2. Allow big weapons to affect them to some limited degree, if you still want military battles, but it takes a lot to actually defeat them. This allows them to not be taken out quickly, but because they aren’t completely immune, there’s still a reason to send the military against them and have the epic, drawn-out slugfests.
3. Make kaiju have a special vulnerability to other kaiju if you want kaiju vs kaiju fights. As kaiju don’t obey the normal laws of physics anyway, it’s fine for them to be damaged by the attacks of other kaiju much more than by military weapons, even if the latter “ought to” be more powerful than the former. I think there might be a set of rules for some role-playing game that explicitly have kaiju resisting all non-kaiju damage, but unfortunately I can’t remember exactly what it was.

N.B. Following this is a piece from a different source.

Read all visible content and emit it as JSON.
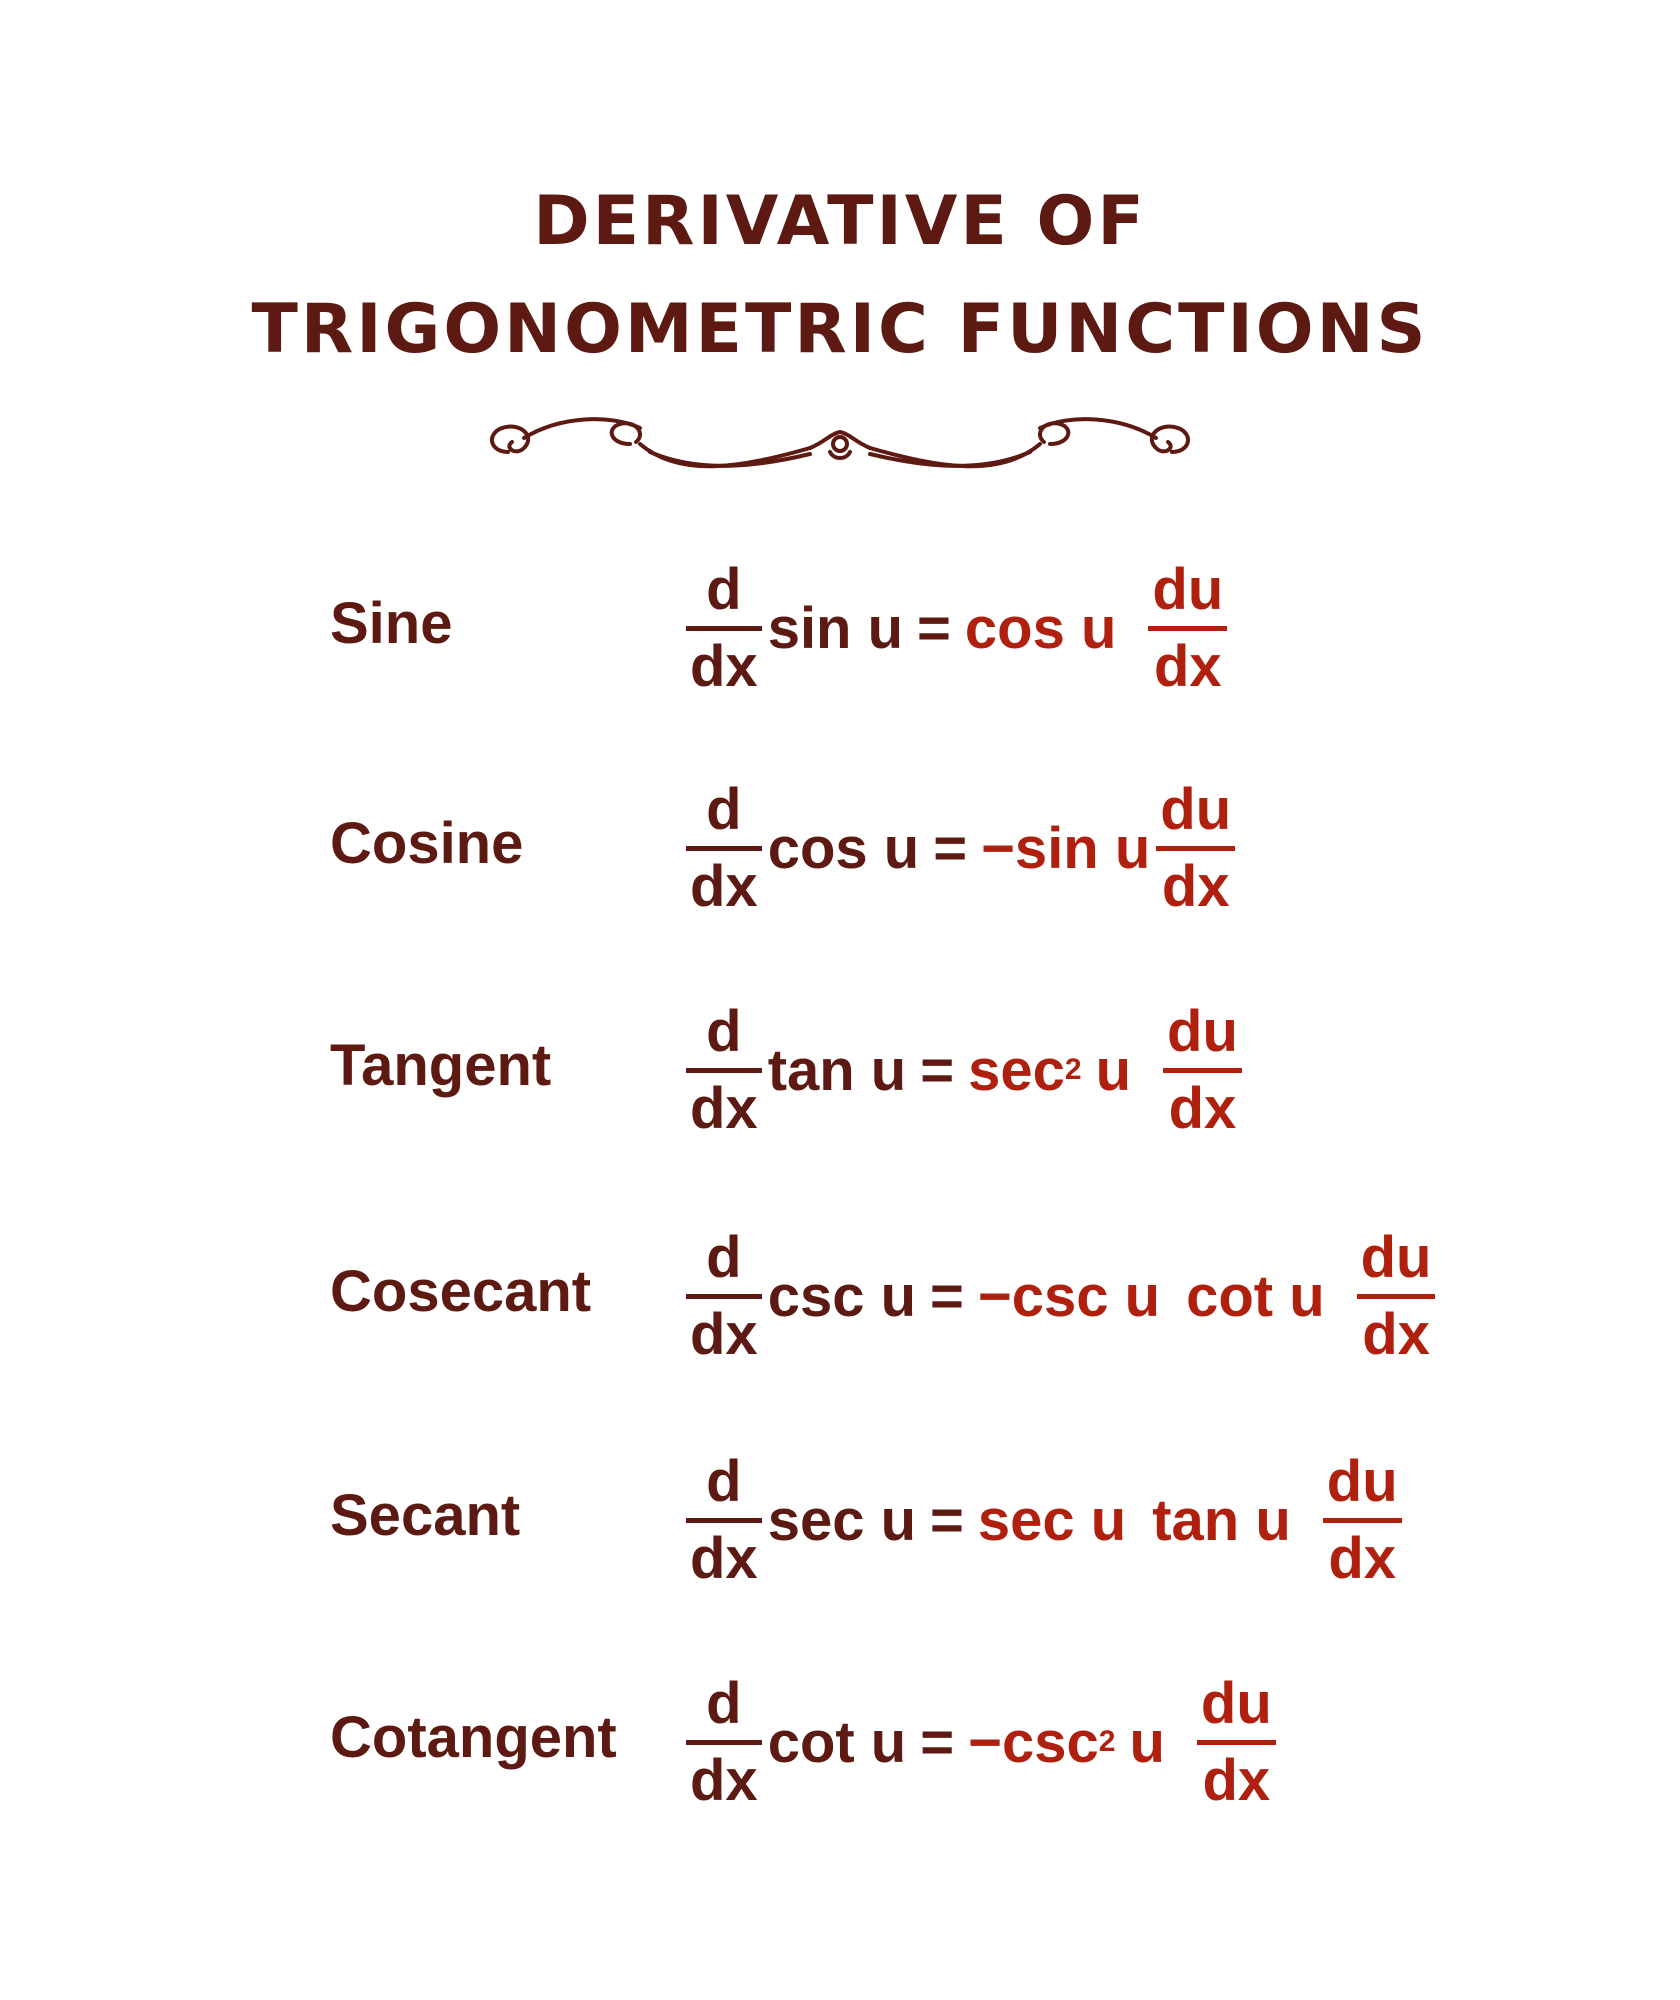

Incidentally, the third point is what inspired me to think of magic specifically first (although of course, the other points I brought up would probably involve magic as well). It also sounds a bit Lovecraftian, but you don’t really have to play up that angle unless you want to (but I think eldritch abominations can be quite cool). Do these by itself work, or is there anything else about modern military capabilities that I haven’t taken into account here?